The 3PL also uses technology to give chemical manufacturers access to key data about the products they have stored in Weber’s facilities. Customers can go online to view status information on inbound and outbound orders, inventory levels, and, soon, even get product temperature readings from Weber’s temperature-controlled storage rooms.
“Access to this type of real-time data is a real benefit for chemical firms,” Emmerling says.
You’re the ONE
For its chemical warehouse customers, third-party logistics provider WSI runs the Enterprise ONE solution from JD Edwards/Oracle. The solution gives WSI the ability to track lots and product history for its chemical producers.
Combining the solution with the RF technology WSI uses to scan products as they move throughout its facilities allows the 3PL to “know exactly where product is from the moment it hits our dock,” says Rob Kriewaldt, director of marketing for WSI. “And we can ensure it gets to the right customer every time.
“In addition, many of our customers require specialized packing lists or bills of lading,” he notes. “Our WMS allows us to customize those by customer and product type to ensure we meet all the regulations.”
Business intelligence tools are another important part of today’s technologically driven chemical supply chain.
“Business intelligence is a key component of removing waste from the supply chain,” says Mike Forbes, vice president of logistics solutions and engineering, KAG Logistics. “It’s also crucial for driving superior levels of efficiency and continuous improvement.”
KAG Logistics is a division of the Kenan Advantage Group, North America’s largest bulk transporter and logistics provider for the petroleum, chemical, food, and merchant gas industries. The Canton, Ohio-based company offers a variety of asset-based trucking services, rail transloading, and value-added logistics capabilities such as transportation management, carrier management, inventory management and forecasting, and special projects logistics.

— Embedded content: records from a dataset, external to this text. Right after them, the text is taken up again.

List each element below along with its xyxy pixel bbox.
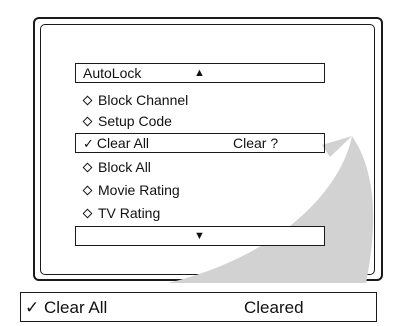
- menu-item-label: TV Rating: [98, 205, 161, 221]
- menu-item-label: Movie Rating: [98, 182, 180, 198]
- menu-title: AutoLock: [83, 65, 142, 81]
- autolock-menu-footer[interactable]: ▼: [75, 226, 325, 246]
- clear-all-result-bar: ✓ Clear All Cleared: [20, 292, 377, 322]
- diamond-bullet-icon: [82, 116, 93, 127]
- menu-item-movie-rating[interactable]: Movie Rating: [82, 180, 180, 200]
- scroll-up-arrow-icon[interactable]: ▲: [194, 64, 205, 82]
- menu-item-clear-all-selected[interactable]: ✓ Clear All Clear ?: [75, 133, 325, 153]
- diamond-bullet-icon: [82, 185, 93, 196]
- menu-item-label: Setup Code: [98, 113, 172, 129]
- menu-item-tv-rating[interactable]: TV Rating: [82, 203, 160, 223]
- menu-item-block-channel[interactable]: Block Channel: [82, 90, 188, 110]
- diamond-bullet-icon: [82, 208, 93, 219]
- result-item-label: Clear All: [43, 298, 108, 317]
- scroll-down-arrow-icon[interactable]: ▼: [194, 227, 205, 245]
- clear-confirm-prompt: Clear ?: [233, 135, 279, 151]
- check-mark-icon: ✓: [83, 136, 94, 151]
- result-status: Cleared: [244, 298, 304, 317]
- menu-item-label: Clear All: [96, 135, 150, 151]
- menu-item-label: Block Channel: [98, 92, 189, 108]
- diamond-bullet-icon: [82, 162, 93, 173]
- diamond-bullet-icon: [82, 95, 93, 106]
- menu-item-block-all[interactable]: Block All: [82, 157, 151, 177]
- autolock-menu-header[interactable]: AutoLock ▲: [75, 63, 325, 83]
- result-item: ✓ Clear All: [25, 297, 107, 319]
- check-mark-icon: ✓: [25, 298, 40, 317]
- menu-item-label: Block All: [98, 159, 151, 175]
- menu-item-setup-code[interactable]: Setup Code: [82, 111, 172, 131]
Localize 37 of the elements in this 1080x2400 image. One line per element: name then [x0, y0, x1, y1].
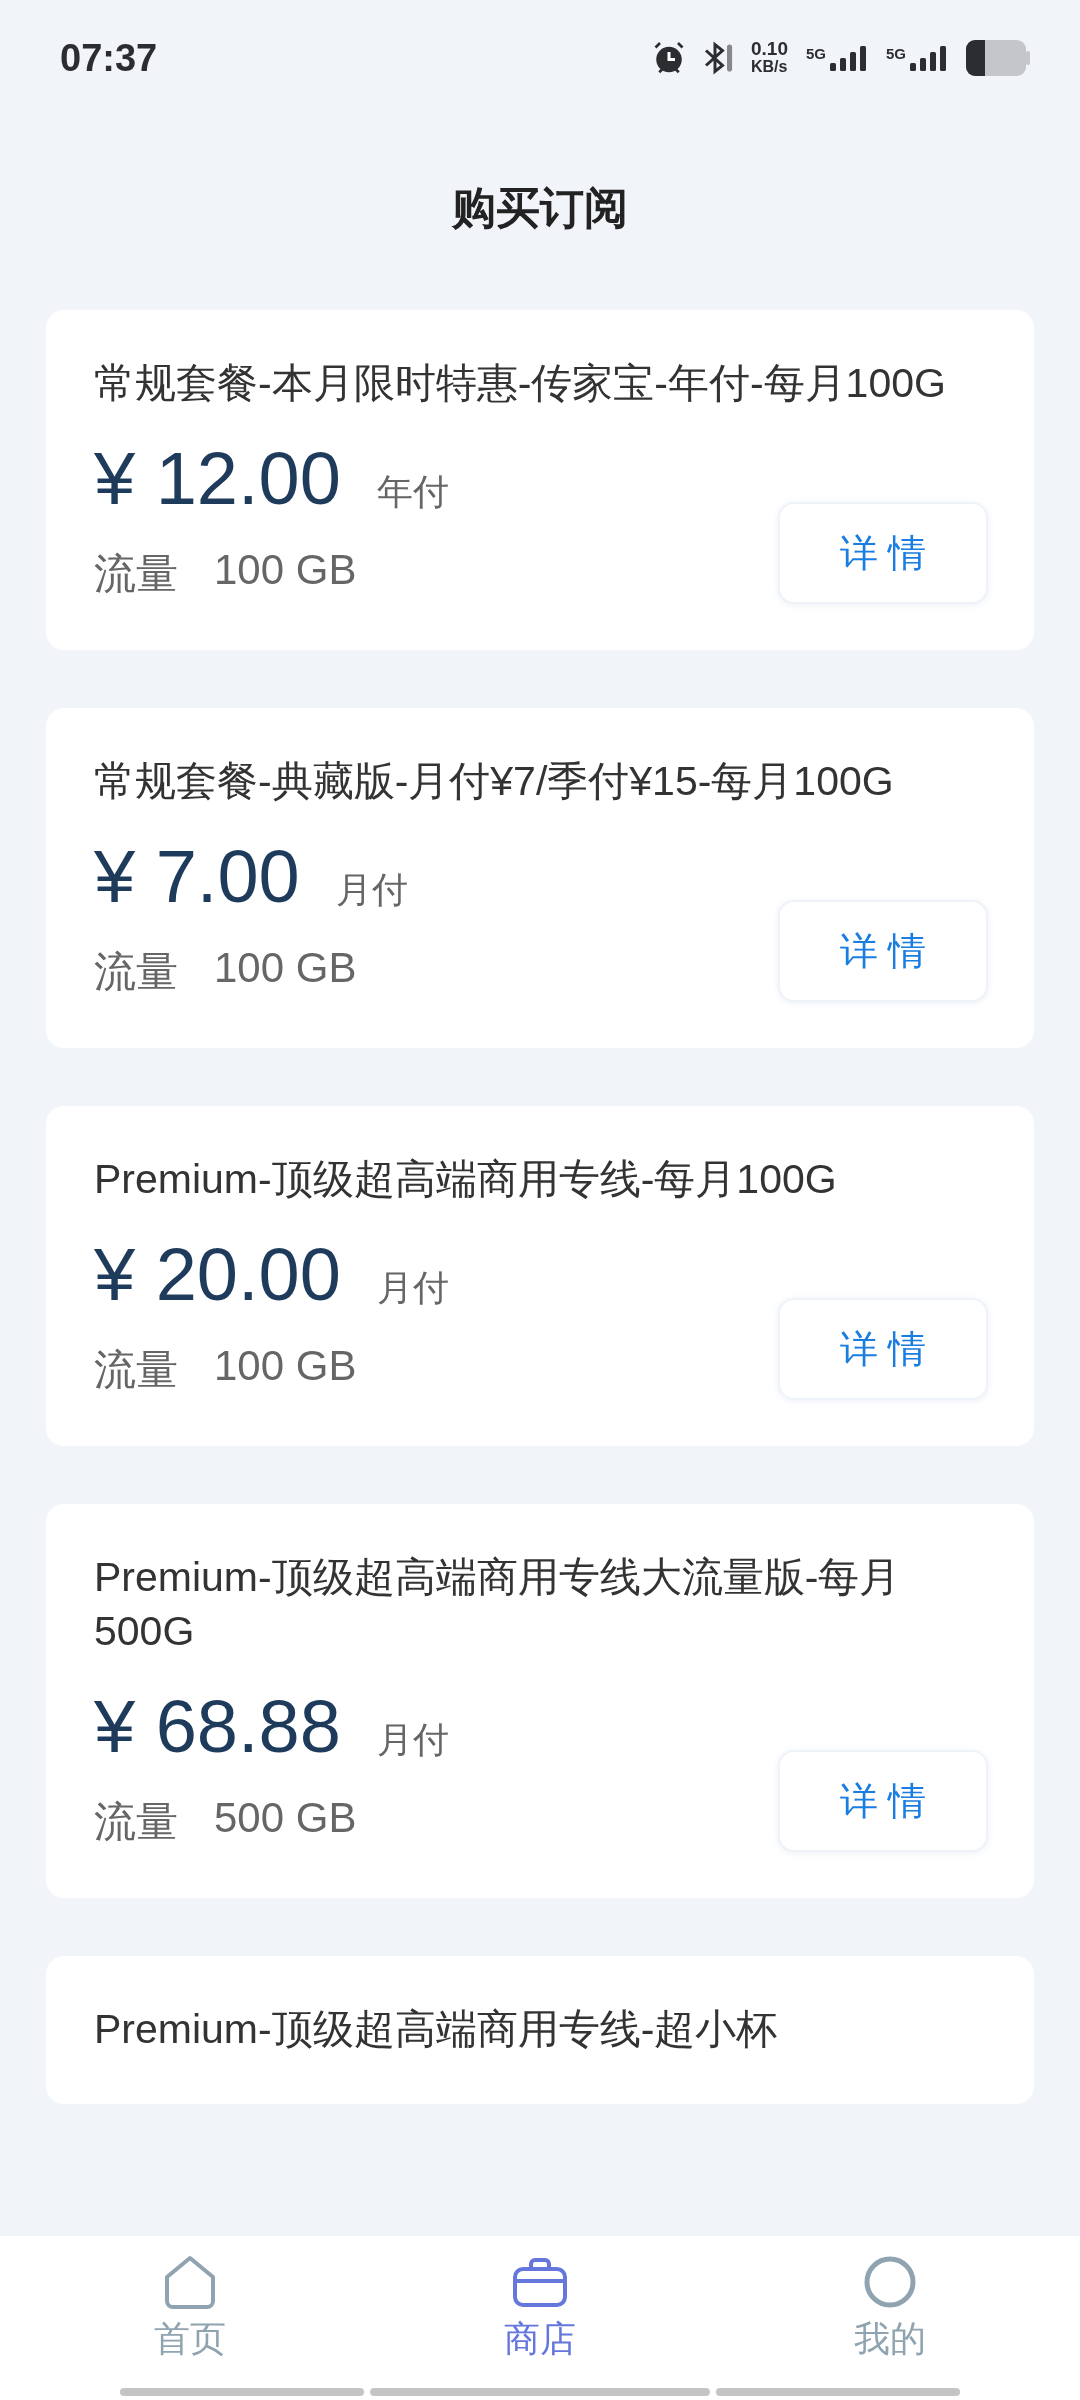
plan-name: 常规套餐-典藏版-月付¥7/季付¥15-每月100G	[94, 757, 895, 806]
billing-period: 年付	[376, 470, 449, 514]
plan-name: 常规套餐-本月限时特惠-传家宝-年付-每月100G	[94, 359, 947, 408]
net-speed: 0.10	[751, 40, 788, 58]
status-time: 07:37	[60, 36, 158, 80]
traffic-amount: 100 GB	[214, 944, 357, 993]
plan-price: ¥ 20.00	[94, 1232, 341, 1318]
billing-period: 月付	[335, 868, 408, 912]
plan-price: ¥ 7.00	[94, 834, 300, 920]
page-title: 购买订阅	[452, 181, 628, 234]
plan-name: Premium-顶级超高端商用专线-每月100G	[94, 1155, 838, 1204]
nav-tab[interactable]: 商店	[450, 2236, 630, 2380]
plan-price: ¥ 68.88	[94, 1684, 341, 1770]
signal-icon	[908, 45, 948, 71]
signal-icon	[828, 45, 868, 71]
net-speed-unit: KB/s	[751, 58, 788, 76]
traffic-label: 流量	[94, 1345, 178, 1395]
battery-icon	[966, 40, 1030, 76]
plan-price: ¥ 12.00	[94, 436, 341, 522]
nav-tab[interactable]: 首页	[100, 2236, 280, 2380]
traffic-amount: 100 GB	[214, 1342, 357, 1391]
traffic-amount: 100 GB	[214, 546, 357, 595]
traffic-label: 流量	[94, 947, 178, 997]
traffic-label: 流量	[94, 549, 178, 599]
billing-period: 月付	[376, 1266, 449, 1310]
billing-period: 月付	[376, 1718, 449, 1762]
details-button[interactable]: 详 情	[778, 502, 988, 604]
traffic-label: 流量	[94, 1797, 178, 1847]
details-button[interactable]: 详 情	[778, 900, 988, 1002]
network-type: 5G	[805, 45, 826, 62]
details-button[interactable]: 详 情	[778, 1298, 988, 1400]
details-button[interactable]: 详 情	[778, 1750, 988, 1852]
network-type: 5G	[886, 45, 906, 62]
traffic-amount: 500 GB	[214, 1794, 357, 1843]
nav-tab[interactable]: 我的	[800, 2236, 980, 2380]
plan-name: Premium-顶级超高端商用专线-超小杯	[94, 2005, 779, 2054]
plan-name: Premium-顶级超高端商用专线大流量版-每月500G	[94, 1553, 902, 1656]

KAG offers a suite of technology tools and business processes that help drive that business intelligence component for its chemical customers, which include companies in the silicons, resins, construction adhesives, energy, and fuels additives markets.
“We use a combination of solutions related to specific business processes, including inventory management and scheduling tools, dispatch, real-time information transfer, on-board computers in our trucks, and a 24/7 logistics control center,” Forbes notes.
Technology that Delivers
KAG’s customers also benefit from the way the company applies its technology from a safety and regulations perspective. Monitoring driver behavior and the way drivers handle equipment ensures that customers’ loads are delivered safely, securely, and efficiently.
Its technology offering also contributes to transportation efficiency by ensuring trucks follow optimal routes throughout their entire trip—even down to where drivers should refuel and which wash bays they should visit.
“This helps eliminate the delays and demurrage that can occur in the chemical supply chain,” says Forbes.
But technology alone cannot optimize the chemical supply chain. Logistics providers must be able to offer top-notch talent, resources, and assets. KAG Logistics’ approach gives customers an execution advantage.
“By combining our asset and non-asset capabilities under one roof, we offer a diversified range of transportation and logistics services that result in a more reliable, secure, and efficient solution that is aligned with each customer’s business objectives,” Forbes explains.